Tuesday, August 4, 2009

Guest Writer: Peter Rogan on when is the best time to write

I began writing for myself when I was in the 9th grade. My English teacher introduced my class to journal writing, and I never looked back. There was a power in the word that attracted me and that still attracts me.

Below is a short, concise essay on how to structure writing time into your life. It was so clear and to the point that I asked Peter if I could publish it in my blog, and he graciously accepted.

Peter is a freelance writer and business analyst whom I met through the LinkedIn professional network. Publication of Peter Rogan's essay on this blog does not compromise, destroy, or obviate his publication rights for this piece on electronic or any other media worldwide.

When Is the Best Time to Write?

Three schools of thought on the matter of when is the best time to write.

1) When you can.
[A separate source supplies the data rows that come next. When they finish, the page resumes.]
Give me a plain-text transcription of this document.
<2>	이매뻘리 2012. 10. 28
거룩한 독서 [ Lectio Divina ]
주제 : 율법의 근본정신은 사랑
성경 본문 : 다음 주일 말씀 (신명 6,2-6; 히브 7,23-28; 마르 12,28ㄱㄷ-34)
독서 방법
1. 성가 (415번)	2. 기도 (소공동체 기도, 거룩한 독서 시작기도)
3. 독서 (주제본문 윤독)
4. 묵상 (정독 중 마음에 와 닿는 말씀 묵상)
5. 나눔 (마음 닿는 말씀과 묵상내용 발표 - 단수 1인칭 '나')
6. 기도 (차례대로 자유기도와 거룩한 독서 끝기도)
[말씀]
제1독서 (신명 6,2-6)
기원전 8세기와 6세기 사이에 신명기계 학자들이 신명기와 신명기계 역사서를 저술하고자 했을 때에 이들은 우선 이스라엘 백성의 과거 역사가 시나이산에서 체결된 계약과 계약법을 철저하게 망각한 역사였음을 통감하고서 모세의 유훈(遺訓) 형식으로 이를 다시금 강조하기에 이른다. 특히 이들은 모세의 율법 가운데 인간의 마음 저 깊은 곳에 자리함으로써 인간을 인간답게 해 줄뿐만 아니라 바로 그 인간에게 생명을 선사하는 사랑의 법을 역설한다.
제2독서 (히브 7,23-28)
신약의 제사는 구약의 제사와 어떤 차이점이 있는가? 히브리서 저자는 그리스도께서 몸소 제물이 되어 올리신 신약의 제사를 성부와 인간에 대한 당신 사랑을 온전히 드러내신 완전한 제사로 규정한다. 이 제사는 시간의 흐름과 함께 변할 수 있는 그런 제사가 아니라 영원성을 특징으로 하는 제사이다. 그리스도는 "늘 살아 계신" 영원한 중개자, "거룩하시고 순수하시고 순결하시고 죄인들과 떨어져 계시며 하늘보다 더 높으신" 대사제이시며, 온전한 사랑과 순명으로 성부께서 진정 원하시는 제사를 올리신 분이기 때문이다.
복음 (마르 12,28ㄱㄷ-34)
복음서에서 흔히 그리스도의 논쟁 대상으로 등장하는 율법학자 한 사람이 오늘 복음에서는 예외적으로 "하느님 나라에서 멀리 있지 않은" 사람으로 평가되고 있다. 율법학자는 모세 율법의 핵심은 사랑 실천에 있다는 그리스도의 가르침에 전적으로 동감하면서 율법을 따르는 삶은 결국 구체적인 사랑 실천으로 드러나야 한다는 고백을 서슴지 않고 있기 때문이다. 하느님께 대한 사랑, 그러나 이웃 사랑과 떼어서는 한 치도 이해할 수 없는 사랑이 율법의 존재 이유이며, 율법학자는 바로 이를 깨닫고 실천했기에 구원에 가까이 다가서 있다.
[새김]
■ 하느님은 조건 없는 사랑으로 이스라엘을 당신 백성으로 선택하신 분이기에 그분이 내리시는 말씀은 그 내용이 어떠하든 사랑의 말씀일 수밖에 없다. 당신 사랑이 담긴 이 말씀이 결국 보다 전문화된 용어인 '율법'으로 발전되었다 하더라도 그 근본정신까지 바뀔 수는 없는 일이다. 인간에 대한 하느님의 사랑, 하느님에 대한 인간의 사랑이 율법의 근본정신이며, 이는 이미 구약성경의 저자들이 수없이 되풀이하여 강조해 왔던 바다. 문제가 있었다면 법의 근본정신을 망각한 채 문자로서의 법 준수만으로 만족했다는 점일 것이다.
Busy mothers and others whose schedules or work demands preclude firm scheduling need to make a protected space where they can write when opportunity presents itself. It can be a sewing nook, famously used by M.K. Rowling, or it can be a waterproof notebook, or even a smartphone, if it comes to that. A place where writing can go undisturbed, though the rest of the day is chaos.

2) When you feel up to it. Those with schedules that permit some free time can set aside an hour or two in order to set things down. It can be when you rise, before going to work, when you feel most creative. It can be late in the evening, after the day's stresses have passed. The only thing that matters is that this is the time of day you feel best able to write, and you schedule your day around that time.

3) When you set yourself to it. If you're going to be writing for a living, you have to meet it with the same discipline those who live 9-5 do, and you schedule your day so that you are at work before the keyboard or pad and are not disturbed save at great cause. You don't have to work 9-5 -- I had a friend who famously rose at 7 every evening, had breakfast at a 24-hour joint, then would come home and work to four or five in the morning, whereupon he would go to bed. But he did it religiously, with more than a dozen novels to his name.

Theoretically that's a progression. You can start writing when you grab a moment or two for yourself, then work yourself up to a couple of hours in the evening when the kids are asleep, and so cross the Bifrost to the happy Asgard of writing all day, every day. In practice most people find an idiosyncratic balance that works with the demands of a day job, family life, and weekends.

The key is starting to write, and keeping on writing, day after day. The schedule shapes itself as time and opportunity permits. Try it. And see.